In prior studies where participants diagnosed with AD received NF de novo, participants randomized to NF improved in cognitive performance and BPSD within 3–6 months, and either maintained that improvement or displayed continued improvement over 12 months. Participants initially randomized to placebo did not improve or declined; however, following crossover to NF, these participants demonstrated improvement or maintenance paralleling that of participants initially randomized to NF [6–10].

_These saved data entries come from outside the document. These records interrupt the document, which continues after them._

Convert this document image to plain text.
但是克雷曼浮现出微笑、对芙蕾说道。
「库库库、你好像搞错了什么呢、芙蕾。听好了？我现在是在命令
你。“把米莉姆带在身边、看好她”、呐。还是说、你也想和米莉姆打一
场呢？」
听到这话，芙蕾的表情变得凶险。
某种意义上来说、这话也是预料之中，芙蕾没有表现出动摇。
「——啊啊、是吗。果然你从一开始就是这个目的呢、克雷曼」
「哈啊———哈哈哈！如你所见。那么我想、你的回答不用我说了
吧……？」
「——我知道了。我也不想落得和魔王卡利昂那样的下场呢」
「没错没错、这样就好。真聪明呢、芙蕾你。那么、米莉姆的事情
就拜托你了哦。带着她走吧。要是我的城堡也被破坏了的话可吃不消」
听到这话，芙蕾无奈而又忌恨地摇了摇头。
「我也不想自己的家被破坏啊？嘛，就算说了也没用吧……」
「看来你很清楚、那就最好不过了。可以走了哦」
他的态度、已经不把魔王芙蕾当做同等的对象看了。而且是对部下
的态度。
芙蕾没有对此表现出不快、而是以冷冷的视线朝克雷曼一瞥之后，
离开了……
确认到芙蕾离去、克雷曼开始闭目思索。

The present study included a cohort with AD that had already been consuming NF prior to initiation of monitoring of cognitive performance and BPSD. Unlike individuals receiving NF de novo, participants in the present study did not display a significant change in cognitive performance or BPSD over 12 months. The lack of an increase may be anticipated, since any increase they might have displayed could have occurred prior to enrollment in this study. Notably, however, they displayed no significant decrease in cognitive performance or BPSD over the course of 12 months, which contrasts with the routine decline observed for participants receiving a placebo for 12 months (Fig. 2) [8, 17–34]. It is recognized that this comparison is compromised since the participants in the present study were aware that they were receiving NF, while randomized participants did not share the same certainty.

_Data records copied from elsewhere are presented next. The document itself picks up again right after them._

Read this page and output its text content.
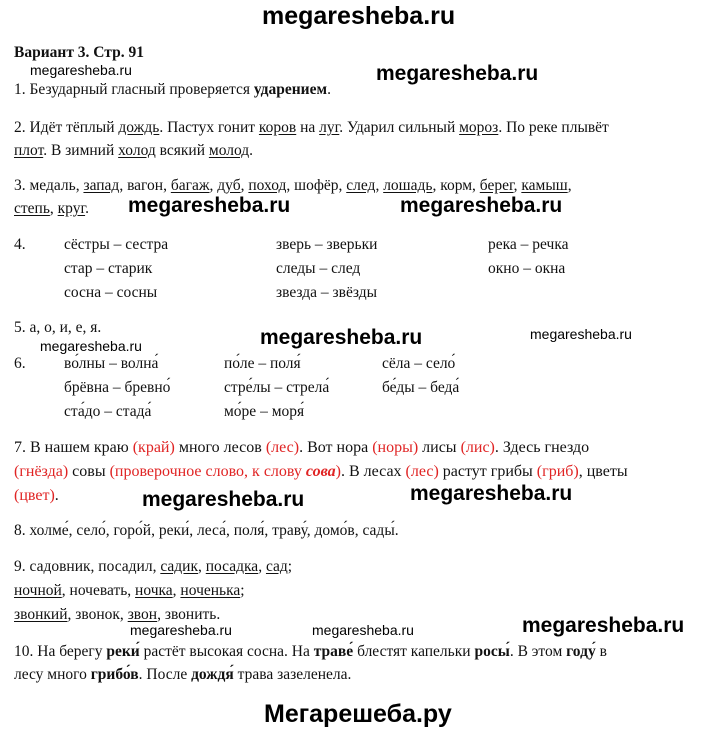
megaresheba.ru
megaresheba.ru	megaresheba.ru
megaresheba.ru	megaresheba.ru
megaresheba.ru	megaresheba.ru
megaresheba.ru
megaresheba.ru	megaresheba.ru
megaresheba.ru	megaresheba.ru	megaresheba.ru
Мегарешеба.ру
Вариант 3. Стр. 91
1. Безударный гласный проверяется ударением.
2. Идёт тёплый дождь. Пастух гонит коров на луг. Ударил сильный мороз. По реке плывёт
плот. В зимний холод всякий молод.
3. медаль, запад, вагон, багаж, дуб, поход, шофёр, след, лошадь, корм, берег, камыш,
степь, круг.
4. сёстры – сестра	зверь – зверьки	река – речка
стар – старик	следы – след	окно – окна
сосна – сосны	звезда – звёзды
5. а, о, и, е, я.
6. во́лны – волна́	по́ле – поля́	сёла – село́
брёвна – бревно́	стре́лы – стрела́	бе́ды – беда́
ста́до – стада́	мо́ре – моря́
7. В нашем краю (край) много лесов (лес). Вот нора (норы) лисы (лис). Здесь гнездо
(гнёзда) совы (проверочное слово, к слову сова). В лесах (лес) растут грибы (гриб), цветы
(цвет).
8. холме́, село́, горо́й, реки́, леса́, поля́, траву́, домо́в, сады́.
9. садовник, посадил, садик, посадка, сад;
ночной, ночевать, ночка, ноченька;
звонкий, звонок, звон, звонить.
10. На берегу реки́ растёт высокая сосна. На траве́ блестят капельки росы́. В этом году́ в
лесу много грибо́в. После дождя́ трава зазеленела.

These findings extend prior studies on the efficacy of NF in multiple studies from 2008 to 2015 [6–10]. A limitation of our analyses is that participants were not fully categorized according to prior or concurrent supplement/vitamin consumption or general nutritional intake. It is noteworthy that sustained cognitive and behavioral performance was maintained herein despite these caveats. The efficacy of NF may be maximized when combined with the so-called “Mediterranean diet,” which has beneficial effects [35] and other lifestyle modifications [4]. Maintenance of acetylcholine levels by NF components in murine models of AD neuropathology [36] holds the possibility that NF may augment acetylcholinesterase therapy. In this regard, administration of a combination of supplements may be essential to augment pharmacological approaches. Consistent with this possibility, a different antioxidant formulation provided significant improvement in cognitive function when administered in combination with donepezil versus donepezil alone [37]. In addition to providing benefit for cognitive performance, NF maintained and activities of daily living for as long as 28 months (the longest period tested thus far) [6], supporting the notion that nutritional approaches can positively impact the quality of life for individuals with AD.
Footnotes
ACKNOWLEDGMENTS
Supported by an award to TBS and RR from the Alzheimer’s Association. No corporate funds were involved in these studies.
The nutraceutical formulation utilized herein is marketed by Sevo Nutraceuticals (Watertown, MA); TBS and UMass Lowell have a financial interest in this formulation and the company. TBS is a consultant for Sevo Nutraceuticals. Study closure preceded any licensing agreements of this formulation to Sevo Nutraceuticals.